VietNamNet Bridge – Experts are calling on the Government to devalue the Vietnamese dong by three to four per cent against the US dollar, saying this adjustment would provide much-needed relief to export firms.
They say that although the forex rate has been kept stable for nearly two years, such prolonged stability in an export-oriented market is bound to hurt exporters.
A representative from the Viet Nam Association of Seafood Exporters and Producers (VASEP), who declined to be named, said that exporting the tra fish this year has involved “a hundred problems” both at home and in overseas markets.
For one, the prolonged economic downturn has seen purchasing power in overseas markets go down significantly. In this situation, the stability of the dong over the last two years, touted as a commendable achievement of the central bank, has actually put the squeeze on exporters, including seafood exporters, the VASEP representative told the Dau Tu (Investment) newspaper.
Nguyen Duc Thanh, director of the Viet Nam Center for Economics and Policy Research, noted that while the nominal exchange rate between dong and US dollars has seen little change, inflation had increased continuously. This had increased the relative value of the domestic currency (dong), creating barriers for export-reliant sectors and firms.
Thanh said the forex rate was one of the factors that have put many exporters of tra and basa fish in danger of bankruptcy.

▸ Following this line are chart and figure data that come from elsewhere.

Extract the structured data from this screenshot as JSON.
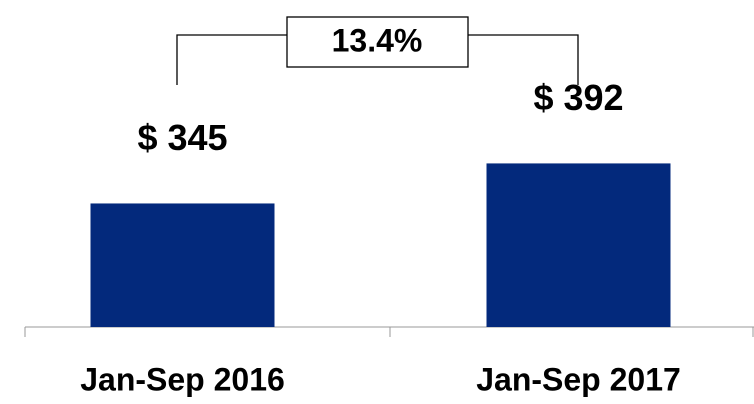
{
  "chart_data": {
    "type": "bar",
    "categories": [
      "Jan-Sep 2016",
      "Jan-Sep 2017"
    ],
    "values": [
      345,
      392
    ],
    "value_labels": [
      "$ 345",
      "$ 392"
    ],
    "color": "#03297c",
    "annotation": "13.4%",
    "ylim": [
      200,
      450
    ]
  }
}
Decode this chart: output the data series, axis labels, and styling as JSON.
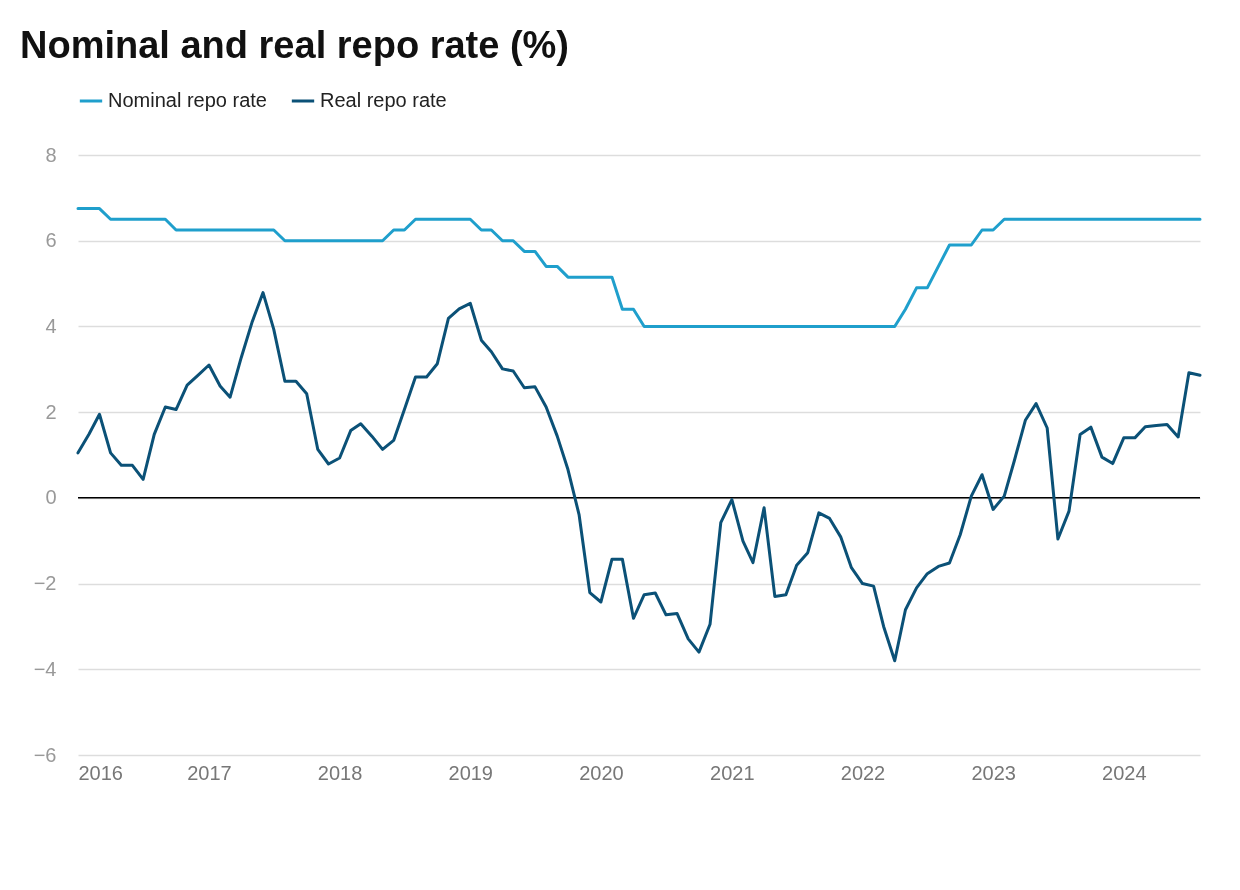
{
  "chart_data": {
    "type": "line",
    "title": "Nominal and real repo rate (%)",
    "x": [
      "2016-01",
      "2016-02",
      "2016-03",
      "2016-04",
      "2016-05",
      "2016-06",
      "2016-07",
      "2016-08",
      "2016-09",
      "2016-10",
      "2016-11",
      "2016-12",
      "2017-01",
      "2017-02",
      "2017-03",
      "2017-04",
      "2017-05",
      "2017-06",
      "2017-07",
      "2017-08",
      "2017-09",
      "2017-10",
      "2017-11",
      "2017-12",
      "2018-01",
      "2018-02",
      "2018-03",
      "2018-04",
      "2018-05",
      "2018-06",
      "2018-07",
      "2018-08",
      "2018-09",
      "2018-10",
      "2018-11",
      "2018-12",
      "2019-01",
      "2019-02",
      "2019-03",
      "2019-04",
      "2019-05",
      "2019-06",
      "2019-07",
      "2019-08",
      "2019-09",
      "2019-10",
      "2019-11",
      "2019-12",
      "2020-01",
      "2020-02",
      "2020-03",
      "2020-04",
      "2020-05",
      "2020-06",
      "2020-07",
      "2020-08",
      "2020-09",
      "2020-10",
      "2020-11",
      "2020-12",
      "2021-01",
      "2021-02",
      "2021-03",
      "2021-04",
      "2021-05",
      "2021-06",
      "2021-07",
      "2021-08",
      "2021-09",
      "2021-10",
      "2021-11",
      "2021-12",
      "2022-01",
      "2022-02",
      "2022-03",
      "2022-04",
      "2022-05",
      "2022-06",
      "2022-07",
      "2022-08",
      "2022-09",
      "2022-10",
      "2022-11",
      "2022-12",
      "2023-01",
      "2023-02",
      "2023-03",
      "2023-04",
      "2023-05",
      "2023-06",
      "2023-07",
      "2023-08",
      "2023-09",
      "2023-10",
      "2023-11",
      "2023-12",
      "2024-01",
      "2024-02",
      "2024-03",
      "2024-04",
      "2024-05",
      "2024-06",
      "2024-07",
      "2024-08"
    ],
    "series": [
      {
        "name": "Nominal repo rate",
        "color": "#1f9fcc",
        "values": [
          6.75,
          6.75,
          6.75,
          6.5,
          6.5,
          6.5,
          6.5,
          6.5,
          6.5,
          6.25,
          6.25,
          6.25,
          6.25,
          6.25,
          6.25,
          6.25,
          6.25,
          6.25,
          6.25,
          6.0,
          6.0,
          6.0,
          6.0,
          6.0,
          6.0,
          6.0,
          6.0,
          6.0,
          6.0,
          6.25,
          6.25,
          6.5,
          6.5,
          6.5,
          6.5,
          6.5,
          6.5,
          6.25,
          6.25,
          6.0,
          6.0,
          5.75,
          5.75,
          5.4,
          5.4,
          5.15,
          5.15,
          5.15,
          5.15,
          5.15,
          4.4,
          4.4,
          4.0,
          4.0,
          4.0,
          4.0,
          4.0,
          4.0,
          4.0,
          4.0,
          4.0,
          4.0,
          4.0,
          4.0,
          4.0,
          4.0,
          4.0,
          4.0,
          4.0,
          4.0,
          4.0,
          4.0,
          4.0,
          4.0,
          4.0,
          4.0,
          4.4,
          4.9,
          4.9,
          5.4,
          5.9,
          5.9,
          5.9,
          6.25,
          6.25,
          6.5,
          6.5,
          6.5,
          6.5,
          6.5,
          6.5,
          6.5,
          6.5,
          6.5,
          6.5,
          6.5,
          6.5,
          6.5,
          6.5,
          6.5,
          6.5,
          6.5,
          6.5,
          6.5
        ]
      },
      {
        "name": "Real repo rate",
        "color": "#0b5177",
        "values": [
          1.05,
          1.49,
          1.95,
          1.05,
          0.76,
          0.76,
          0.43,
          1.48,
          2.12,
          2.06,
          2.63,
          2.86,
          3.1,
          2.61,
          2.35,
          3.27,
          4.09,
          4.79,
          3.93,
          2.72,
          2.72,
          2.43,
          1.13,
          0.79,
          0.93,
          1.57,
          1.73,
          1.44,
          1.13,
          1.34,
          2.06,
          2.82,
          2.82,
          3.13,
          4.19,
          4.41,
          4.54,
          3.68,
          3.41,
          3.01,
          2.96,
          2.57,
          2.59,
          2.12,
          1.44,
          0.66,
          -0.39,
          -2.21,
          -2.43,
          -1.43,
          -1.43,
          -2.81,
          -2.26,
          -2.22,
          -2.73,
          -2.7,
          -3.29,
          -3.6,
          -2.95,
          -0.58,
          -0.04,
          -1.01,
          -1.51,
          -0.23,
          -2.3,
          -2.26,
          -1.57,
          -1.28,
          -0.35,
          -0.48,
          -0.91,
          -1.63,
          -2.0,
          -2.06,
          -3.0,
          -3.8,
          -2.61,
          -2.1,
          -1.77,
          -1.6,
          -1.52,
          -0.86,
          0.04,
          0.54,
          -0.27,
          0.04,
          0.86,
          1.81,
          2.2,
          1.63,
          -0.96,
          -0.31,
          1.48,
          1.65,
          0.95,
          0.8,
          1.4,
          1.4,
          1.66,
          1.69,
          1.71,
          1.42,
          2.92,
          2.86
        ]
      }
    ],
    "xlim": [
      "2016-01",
      "2024-08"
    ],
    "xticks": [
      "2016",
      "2017",
      "2018",
      "2019",
      "2020",
      "2021",
      "2022",
      "2023",
      "2024"
    ],
    "ylim": [
      -6,
      8
    ],
    "yticks": [
      -6,
      -4,
      -2,
      0,
      2,
      4,
      6,
      8
    ],
    "ref_lines": [
      {
        "axis": "y",
        "value": 0,
        "color": "#000000"
      }
    ],
    "grid": "y",
    "legend": "top left",
    "line_style": "solid"
  }
}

“The real value of the Vietnamese dong is being assessed at between 20 and 21 per cent higher than its current value against the US dollar. Its value is also between three and four per cent higher than 19 other currencies of countries that Viet Nam has commercial ties with. This has caused disadvantages for Vietnamese exporters,” said Le Xuan Nghia, a member of the National Monetary and Finance Policies Advisory Council.
Senior economists have said that the central bank will be able to maintain the current forex rate in 2013. However, if it kept stable for too long, it would cause difficulties for an export-based economy like VN.
Trinh Quang Anh of the Maritime Joint Stock Commercial Bank said enterprises’ export activities in the last six months of 2012 was heavily affected because the forex rate was anchored for the whole year. He suggested the central bank consider adjusting the rate this year.
He felt the rate should be reduced by two to three per cent in order to ensure that export enterprises do not suffer losses any longer. Such an adjustment would also help maintain the balance of payments.
The devaluation of dong would not only protect exporters’ benefits but also contribute to reducing imports of consumers goods and therefore encourage domestic production, Thanh said.
When the dong is devalued, imported goods would become more expensive and their consumption power would decrease in the domestic market.
“In my opinion, the central bank should take initiative of devaluating the dong by 3 or 4 per cent during this year. In the coming years, if the balance of payments is surplus, the central bank should buy more US dollars for reserves and aid further devaluation. If the dong is devalued by 4 per cent for three consecutive years the country’s foreign currency reserves would double,” Thanh said.
This level of devaluation would not upset the balance between the capital markets for local and foreign currencies since the difference between the interest rate on dong and US dollars deposits is about five per cent now.